Here’s some of my top strategies to making your offense better right now. With all the rush of getting things started and managing a team, sometimes it helps to run through a brief checklist of the basics. If I missed any you can think of comment below to add to the list.

  1. Part to whole. In every team that you work with, you can’t skip steps. This is a huge coaching point Urban Meyer talks a lot about. First you have to develop individual skills, then put the skills together to work on timing and relationship and then finally take all the positions together and work it as a team. If you miss a step you will have a break down. When those breakdowns occur, you have to go back to the missing step and fix it. Sometimes it’s minor, sometimes it’s major. If you push on and don’t go back, expect even more things to break.
  2. Installation sequence of every play: work on what they need by position first, then in a group where they can put it together. Ex. Slant route, to slant route with QB’s to 7 on 7 Double Slants to Full Team Slant routes on Goal Line or wherever. This is the same strategy outlined in #1. I’ve seen too many teams get to team time when they didn’t practice or install the elements of the plays they are running earlier.
  3. Teach plays that can adapt to anything and everything – leave no stone un-turned. The more you have to change plays or teach audibles, the harder your offense gets and therefore the fewer plays you should have. Some offenses are built on this – having lots of checks – but it is built into each play. The easiest plays to call and run are the ones that get run no matter what the defense shows and the players know how to adjust to make them work. My best example of this is the Power Run. DE slants inside, FB seals him in and RB bounces outside. Or the whole Inside/Outside zone scheme.
  4. Get the ball to the athletes. Period.

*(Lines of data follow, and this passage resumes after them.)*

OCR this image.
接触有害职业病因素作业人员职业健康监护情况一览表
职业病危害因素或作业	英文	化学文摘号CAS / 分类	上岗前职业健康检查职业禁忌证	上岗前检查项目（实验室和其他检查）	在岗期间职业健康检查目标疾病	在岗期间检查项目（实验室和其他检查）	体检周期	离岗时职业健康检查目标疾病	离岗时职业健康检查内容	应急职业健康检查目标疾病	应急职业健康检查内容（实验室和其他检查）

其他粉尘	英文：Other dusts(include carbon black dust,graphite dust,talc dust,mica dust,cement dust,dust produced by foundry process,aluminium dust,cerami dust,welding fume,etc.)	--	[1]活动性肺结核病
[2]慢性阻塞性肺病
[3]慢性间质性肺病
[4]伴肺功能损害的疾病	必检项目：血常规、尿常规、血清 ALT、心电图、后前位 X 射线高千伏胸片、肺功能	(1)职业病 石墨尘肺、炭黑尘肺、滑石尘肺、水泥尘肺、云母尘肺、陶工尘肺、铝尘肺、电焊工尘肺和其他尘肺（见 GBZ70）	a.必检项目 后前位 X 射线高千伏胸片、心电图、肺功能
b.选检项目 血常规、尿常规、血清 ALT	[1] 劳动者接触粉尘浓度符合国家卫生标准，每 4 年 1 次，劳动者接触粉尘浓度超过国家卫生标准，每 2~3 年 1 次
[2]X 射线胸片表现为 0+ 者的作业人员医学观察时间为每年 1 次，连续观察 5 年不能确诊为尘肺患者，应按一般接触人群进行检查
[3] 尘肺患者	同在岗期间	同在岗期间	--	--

  5. Where you place athletes in blocking positions matters. I’ve done crazy things and they rarely fail. The more you do crazy things…like have a guy play G for Power, but T for Iso, then backside on Toss, the harder time defenses will have to figure it out. I want defenses guessing anyway because then they aren’t reacting. Sometimes you don’t have to do this stuff because you have enough depth, but why wouldn’t you want to do it a little if your best is really the best?
  6. Use personnel/formation and tempo to gain advantages. Use one or all three at once. Build it into your system so you don’t have to remember to keep changing it – like snap count for plays. Some formations and plays just have much better angles and attack defenses better then others depending on the defense. Find them.
  7. Can they run it in their sleep? Fewer plays. Mastery of plays. Then add complexity.
  8. Play with splits. Again, you make it really difficult on the defense if they can’t count on you lining up exactly the same every time.
  9. 5 min rule to keep or trash a play for that practice/week/game. I love this because it keeps you from making huge mistakes trying to perfect something. Usually you will figure out the problem later that day but it’s much harder on the spot. OR you skipped a step in installing it and need to spend time going back.
  10. Coaches stop rambling on…Team time is not the time for life lessons – make a note, move on. Only the head coach stops the flow…not assistants – have them sub in to talk to someone but talking to a player cannot stop everything. Make goals for short segments like 10 plays in 5 minutes or less if you huddle. Key: make practice harder then a game…then the games seem easy! Not by being crazy or angry, just by challenging them.
  11. Team Time Progression…(Never walk through run plays on air) Walk through a play to defenders/or cones (or whatever) standing – coach calls out play and team runs it walking to assignment. Often no ball should be used. Run plays against the base front first, then vary fronts. Run through to bags is second step. Then the tempo picks up with rapid fire plays. Next is thud tempo without the bags – but every body stays up. Finally- Live. Keep live periods short though and scripted because you want them always feeling fast when they go live.
  12. Send them back to individual – if a group can’t execute in team, no point in staying in team…go back a step in the process…
  13. Have Fun! Random note here, but don’t get too focused on the process to have some fun. Keep rotating those guys in. It’s no fun standing around all practice.
  14. Use strategies to get kids going…challenge them with timing plays, remembering sequences, doing competitions, even making up plays on the spot. Whenever you see a lull, try to spice it up.
  15. Film everything…practice film helps you see things – I recommend Go Pro on selfie stick behind the offense. Or the best option I’d love to try…drone!